Natural Gas Pivotal To Mideast’s Growth
From Saudi Gazette
JEDDAH – The biggest challenge to the energy sector in the Middle East is meeting the region’s surging demand for electricity. If electric power continued to be generated on a large scale by inefficient oil-fired power plants, as it is today, not even the entire oil output of the Middle East would be enough in the long term – then the region would have to import crude, a study by Siemens and the Technical University of Munich revealed.
“The rapidly increasing domestic demand for energy is a major challenge to the countries of the Middle East. More efficient power plants and greater utilization of local natural gas deposits to fuel high-efficiency gas power plants can help to quench the thirst for energy sustainably and at an affordable cost,” said Michael Suess, member of the managing board of Siemens AG and CEO of the Siemens Energy Sector, against the backdrop of a round-table debate in Abu Dhabi.
Taking Saudi Arabia, the region’s biggest crude oil producer, as an example, Siemens has highlighted future challenges in the study. Saudi Arabia’s power demand is set to more than double by 2030.

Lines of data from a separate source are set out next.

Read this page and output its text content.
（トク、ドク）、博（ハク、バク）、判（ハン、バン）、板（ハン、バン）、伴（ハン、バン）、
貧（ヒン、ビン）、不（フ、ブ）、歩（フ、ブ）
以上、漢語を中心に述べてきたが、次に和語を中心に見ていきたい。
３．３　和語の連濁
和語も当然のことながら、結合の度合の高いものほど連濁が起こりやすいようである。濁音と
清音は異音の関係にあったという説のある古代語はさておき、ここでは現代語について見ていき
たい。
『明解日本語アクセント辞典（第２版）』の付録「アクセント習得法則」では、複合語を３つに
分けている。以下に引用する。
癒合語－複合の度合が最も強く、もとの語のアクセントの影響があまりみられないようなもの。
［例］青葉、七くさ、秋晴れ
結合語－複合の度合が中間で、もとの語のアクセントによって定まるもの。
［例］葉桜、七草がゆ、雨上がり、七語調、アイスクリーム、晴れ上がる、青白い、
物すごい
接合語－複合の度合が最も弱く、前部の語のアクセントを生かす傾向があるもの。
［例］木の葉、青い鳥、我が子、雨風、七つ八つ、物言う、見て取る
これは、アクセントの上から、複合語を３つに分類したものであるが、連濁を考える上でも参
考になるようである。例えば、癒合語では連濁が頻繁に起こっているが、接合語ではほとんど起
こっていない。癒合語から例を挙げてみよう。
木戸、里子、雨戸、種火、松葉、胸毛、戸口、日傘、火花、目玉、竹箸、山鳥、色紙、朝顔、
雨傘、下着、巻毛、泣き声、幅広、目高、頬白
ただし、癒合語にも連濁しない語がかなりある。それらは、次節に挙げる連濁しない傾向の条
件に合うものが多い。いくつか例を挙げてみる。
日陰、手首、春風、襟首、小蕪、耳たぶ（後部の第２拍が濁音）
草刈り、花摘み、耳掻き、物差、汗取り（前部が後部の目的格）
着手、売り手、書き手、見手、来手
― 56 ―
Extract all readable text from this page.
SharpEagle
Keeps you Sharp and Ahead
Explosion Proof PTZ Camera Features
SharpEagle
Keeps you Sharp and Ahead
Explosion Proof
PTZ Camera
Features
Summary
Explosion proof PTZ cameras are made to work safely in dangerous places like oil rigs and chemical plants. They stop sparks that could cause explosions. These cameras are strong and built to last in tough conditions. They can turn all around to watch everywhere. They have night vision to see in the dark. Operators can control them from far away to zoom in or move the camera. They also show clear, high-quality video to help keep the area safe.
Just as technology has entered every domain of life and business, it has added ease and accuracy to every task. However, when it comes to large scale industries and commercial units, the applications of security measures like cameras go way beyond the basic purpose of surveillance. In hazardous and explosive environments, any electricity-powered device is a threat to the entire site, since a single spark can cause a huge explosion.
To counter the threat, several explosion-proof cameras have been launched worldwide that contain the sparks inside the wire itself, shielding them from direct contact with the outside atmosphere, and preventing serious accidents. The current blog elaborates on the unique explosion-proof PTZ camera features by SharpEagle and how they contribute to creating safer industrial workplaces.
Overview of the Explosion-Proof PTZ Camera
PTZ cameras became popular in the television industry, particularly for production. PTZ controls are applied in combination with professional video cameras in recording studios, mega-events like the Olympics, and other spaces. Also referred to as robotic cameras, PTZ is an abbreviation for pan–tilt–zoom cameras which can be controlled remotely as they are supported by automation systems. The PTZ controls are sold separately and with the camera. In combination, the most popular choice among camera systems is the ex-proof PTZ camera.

About half of today’s power is being generated in oil-fired power plants, the rest in gas power plants. If this power mix were to remain unchanged, the country would have to import crude within just three decades, as it would no longer be able to produce enough oil for its own consumption.
To counter this long-term trend, Saudi Arabia is pushing to exploit renewable energy sources on a larger scale and to develop a nuclear power capability, and is building more gas power plants.